Since its establishment 64 years ago, Israel has been bent on fortifying its existence which led to the uprooting of Palestinians from a large part of historical Palestine. It’s fear was manifest in an Israeli policy built on attaining a striking force superior to that owned by the entire Arab world.

This allowed Tel Aviv to wage wars against them at any time it felt is convenient to maintain its military superiority.

But the policy of resorting to ‘deterrent force’ was met with complete failure in two instances — Lebanon in 2006 and Gaza in 2008-09. By waging these two wars, Israel has been facing a much greater ‘threat’ with the loss of its legitimacy as a state according to international law that is being violated on a daily basis by the Israeli apartheid/ colonial rule in the Occupied Territories.

This new threat which is detrimental to the existence of the Zionist state can never be deterred by military force, regardless of its superiority, because it is not coming from the traditional enemies of the Zionist state, but from its close western friends who traditionally supported it financially and militarily throughout the years.

Israeli colonies on Palestinian land are the main reason for Israel’s worldwide condemnation. Measures to boycott all Israeli products exported by these illegal colonies have been enacted in many countries, such as Denmark and South Africa, which followed similar steps taken earlier by Britain and some European countries.

Israel’s image was also plunging with a survey conducted earlier this year in 22 countries by Globescan PIPA for the BBC World Service showing that Israel was one of the most negatively viewed countries. Both Israel and North Korea were ranked third with 50 per cent of the vote rating them as having negative influence.

Negative rating

In some EU countries, views of Israel worsened with a negative rating of more than 74 per cent in Spain, 65 per cent in France, 69 per cent in Germany, 68 per cent in England, 65 per cent in Australia and 59 per cent in Canada.

More serious is the fact that despite the vast Jewish influence in the German news media, a majority of Germans now consider Israel as an aggressive state bent on pursuing its interests by all means regardless of the threat they poses to world peace and stability.

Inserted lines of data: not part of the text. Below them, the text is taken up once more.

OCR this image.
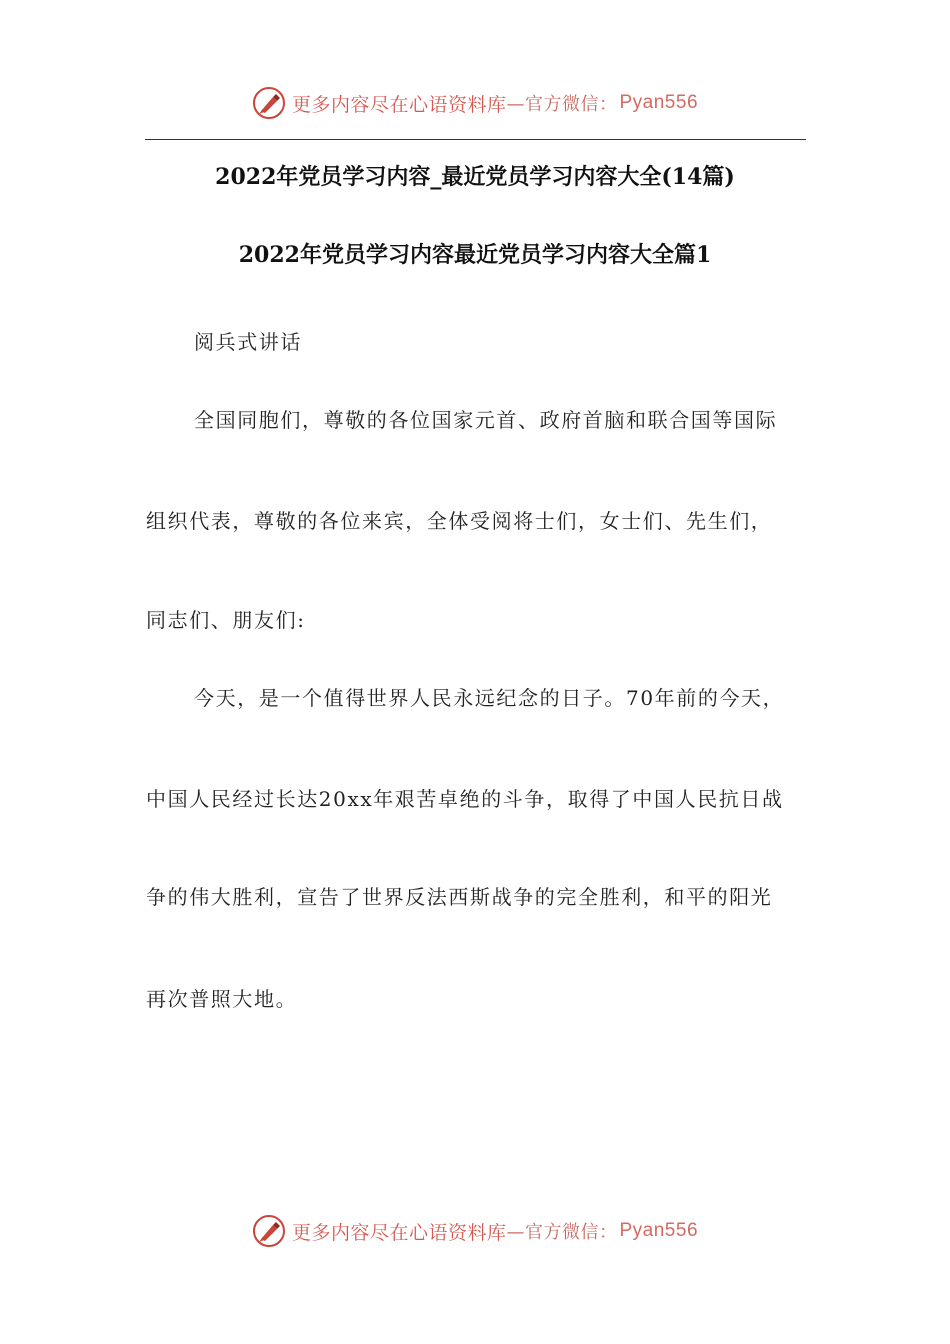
更多内容尽在心语资料库 —官方微信： Pyan556
2022年党员学习内容_最近党员学习内容大全(14篇)
2022年党员学习内容最近党员学习内容大全篇1
阅兵式讲话
全国同胞们，尊敬的各位国家元首、政府首脑和联合国等国际
组织代表，尊敬的各位来宾，全体受阅将士们，女士们、先生们，
同志们、朋友们:
今天，是一个值得世界人民永远纪念的日子。70年前的今天，
中国人民经过长达20xx年艰苦卓绝的斗争，取得了中国人民抗日战
争的伟大胜利，宣告了世界反法西斯战争的完全胜利，和平的阳光
再次普照大地。
更多内容尽在心语资料库 —官方微信： Pyan556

A poll conducted in May this year for Stern magazine found that 59 per cent of Germans believed that Israel was aggressive. Among the respondents, 70 per cent agreed that Israel pursued its interests without consideration for other nations. The same poll showed a very important shift in German consciousness that now considers that Germany no longer holds any responsibility or obligation toward Israel derived from Nazi actions against Jews 67 years ago.

The huge role once played by the western news media in blindly supporting almost every Israeli action regardless of its negativity and violation of international law and human decency, has been faced with increasing discontent at Israel’s actions which now maintains a worldwide status as a ‘hated state’ most prominently for its apartheid rule that is being imposed by a brutal military force in Palestine.

The recent vote in Unesco showed a worldwide support for the struggle of the Palestinian people and clear condemnation of Israel. In the past, the western news media (controlled by the Zionist lobby) used to reiterate Zionist lies using the Holocaust and the Christian mistreatment of Jews throughout history to create a sense of guilt in western minds, thus leading them to provide blind support to the ‘Jewish state’.

Oasis of democracy

Lately, it has become evident that the bright image created by the western media about Israel is steadily waning and it is “no longer an oasis of democracy in the backward Middle East”.

In a recent article in the Washington Post, Rolland Kerbis, a professor in the Department of Political Science in the University of Minnesota, sees that “the future of Israel as a Jewish democratic and prosperous state is facing dire danger from inside Israel more that what is outside Israel, especially after the occupation of Palestine in 1967. This victory gave birth to a nationalistic/ racist tendency of extreme religiosity within the Zionist psyche of Israel which brought about extreme aggressive measures in its rule over the Occupied Territories”.

Paul Krugman, a financial expert awarded the Nobel Prize in 2008, wrote in the New York Times about The Zionist Impasse, in which he criticised the policy of the current Israeli government by calling it “national suicide” that shall lead Israel to the abyss.

Krugman added that, as an American Jew, he refrained in the past from criticising Israel, but he thought that now “it is vital to break the barrier of silence before the government of Israel causes a catastrophe of a big proportion”.